1. The Laws of New York
  2. Consolidated Laws
  3. Not-For-Profit Corporation
  4. Article 6: Members


Section 601 Members

Not-for-Profit Corporation (NPC)

  (a) A corporation shall have one or more classes of members, or, in the case of a charitable corporation, may have no members, in which case any such provision for classes of members or for no members shall be set forth in the certificate of incorporation or the by-laws. Corporations, joint-stock associations, unincorporated associations and partnerships, as well as any other person without limitation, may be members, provided however, that effective July first, two thousand nineteen, no corporation except a corporation that has no members, shall have a membership comprised of fewer than three persons.
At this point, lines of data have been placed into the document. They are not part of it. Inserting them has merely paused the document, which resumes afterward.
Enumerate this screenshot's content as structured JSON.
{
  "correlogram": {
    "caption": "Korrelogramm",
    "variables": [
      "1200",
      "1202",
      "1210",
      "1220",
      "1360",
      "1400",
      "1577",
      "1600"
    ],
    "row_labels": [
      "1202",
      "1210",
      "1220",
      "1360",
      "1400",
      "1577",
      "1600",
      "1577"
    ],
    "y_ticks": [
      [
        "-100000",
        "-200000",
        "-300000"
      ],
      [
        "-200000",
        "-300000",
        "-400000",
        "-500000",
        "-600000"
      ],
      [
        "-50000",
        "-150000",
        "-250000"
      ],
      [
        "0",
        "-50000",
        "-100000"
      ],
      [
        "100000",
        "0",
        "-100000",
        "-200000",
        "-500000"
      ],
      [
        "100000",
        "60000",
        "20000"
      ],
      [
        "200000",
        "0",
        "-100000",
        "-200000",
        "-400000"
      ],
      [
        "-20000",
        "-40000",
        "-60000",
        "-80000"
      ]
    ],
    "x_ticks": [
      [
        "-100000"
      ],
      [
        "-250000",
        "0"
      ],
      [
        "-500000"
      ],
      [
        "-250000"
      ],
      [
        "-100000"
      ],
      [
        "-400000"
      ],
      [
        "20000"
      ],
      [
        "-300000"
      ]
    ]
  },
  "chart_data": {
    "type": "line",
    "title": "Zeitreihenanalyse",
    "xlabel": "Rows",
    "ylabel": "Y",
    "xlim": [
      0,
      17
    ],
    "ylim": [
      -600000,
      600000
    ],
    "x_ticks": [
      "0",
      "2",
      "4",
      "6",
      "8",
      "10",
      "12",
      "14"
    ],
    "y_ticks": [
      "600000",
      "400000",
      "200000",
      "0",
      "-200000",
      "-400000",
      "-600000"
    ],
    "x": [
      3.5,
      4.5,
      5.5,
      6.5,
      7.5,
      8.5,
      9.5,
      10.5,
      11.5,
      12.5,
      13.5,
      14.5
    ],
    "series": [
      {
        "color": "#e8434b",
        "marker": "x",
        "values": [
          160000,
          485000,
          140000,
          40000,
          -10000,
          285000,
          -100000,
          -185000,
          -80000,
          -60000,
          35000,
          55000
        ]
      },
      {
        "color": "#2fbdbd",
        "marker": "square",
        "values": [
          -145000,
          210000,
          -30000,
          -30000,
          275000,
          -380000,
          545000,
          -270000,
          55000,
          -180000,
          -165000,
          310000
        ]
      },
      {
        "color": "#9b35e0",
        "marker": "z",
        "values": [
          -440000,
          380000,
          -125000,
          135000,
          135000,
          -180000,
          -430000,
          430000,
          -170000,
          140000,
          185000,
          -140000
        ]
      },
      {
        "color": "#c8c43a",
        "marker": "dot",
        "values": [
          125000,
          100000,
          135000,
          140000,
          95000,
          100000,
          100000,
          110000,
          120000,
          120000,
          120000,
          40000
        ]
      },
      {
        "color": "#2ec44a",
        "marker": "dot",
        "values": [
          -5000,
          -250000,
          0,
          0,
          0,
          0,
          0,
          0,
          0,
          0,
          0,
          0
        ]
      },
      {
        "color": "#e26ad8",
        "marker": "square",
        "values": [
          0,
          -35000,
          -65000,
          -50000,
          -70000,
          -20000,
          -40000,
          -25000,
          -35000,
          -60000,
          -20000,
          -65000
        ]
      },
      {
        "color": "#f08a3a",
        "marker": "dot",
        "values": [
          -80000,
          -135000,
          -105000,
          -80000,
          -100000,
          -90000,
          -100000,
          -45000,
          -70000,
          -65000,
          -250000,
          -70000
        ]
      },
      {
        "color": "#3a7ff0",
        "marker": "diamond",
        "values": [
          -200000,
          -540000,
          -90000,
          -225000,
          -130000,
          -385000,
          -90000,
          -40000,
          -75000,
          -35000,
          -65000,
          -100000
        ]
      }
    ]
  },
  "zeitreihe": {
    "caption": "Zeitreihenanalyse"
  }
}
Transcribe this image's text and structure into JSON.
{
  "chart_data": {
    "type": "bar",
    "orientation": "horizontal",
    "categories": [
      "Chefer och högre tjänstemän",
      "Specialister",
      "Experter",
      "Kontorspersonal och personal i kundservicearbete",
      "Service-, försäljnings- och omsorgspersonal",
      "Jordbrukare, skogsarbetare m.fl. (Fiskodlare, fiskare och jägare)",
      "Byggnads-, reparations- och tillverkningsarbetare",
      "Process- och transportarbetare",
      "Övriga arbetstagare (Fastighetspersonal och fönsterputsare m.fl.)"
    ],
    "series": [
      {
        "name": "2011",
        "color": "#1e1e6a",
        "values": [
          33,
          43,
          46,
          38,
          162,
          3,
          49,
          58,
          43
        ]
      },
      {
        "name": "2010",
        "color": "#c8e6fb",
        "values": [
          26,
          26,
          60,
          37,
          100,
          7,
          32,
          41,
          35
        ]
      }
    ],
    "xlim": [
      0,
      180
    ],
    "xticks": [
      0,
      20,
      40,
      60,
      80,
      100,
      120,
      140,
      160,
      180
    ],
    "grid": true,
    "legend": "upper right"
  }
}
A corporation may have a corporation, joint-stock association, unincorporated association or partnership as a sole member, if such corporation, joint-stock association, unincorporated association or partnership is owned or controlled by no fewer than three persons.

  (b) If the corporation has two or more classes of members, the designation and characteristics of each class and the qualifications and rights of, and limitations upon, the members of each class may be set forth in the certificate of incorporation, the by-laws or, if the by-laws so provide, a resolution of the board.

  (c) If the corporation has members, membership may be effected and evidenced by:

  (1) Signature on the certificate of incorporation.

  (2) Designation in the certificate of incorporation or the by-laws.

  (3) Membership certificate or card or capital certificate.

  (4) Such method, including but not limited to the foregoing, as is prescribed by the certificate of incorporation or the by-laws.

  (d) Membership certificates or cards shall not be transferable. If the certificate of incorporation or by-laws permits transfer of membership, upon each such transfer the certificate or card issued to a former member shall be surrendered, and a new certificate or card shall be issued to the new member.

  (e) Except as otherwise provided in this chapter or the certificate of incorporation or the by-laws, membership shall be terminated by death, resignation, expulsion, expiration of a term of membership or dissolution and liquidation under articles 10 and 11.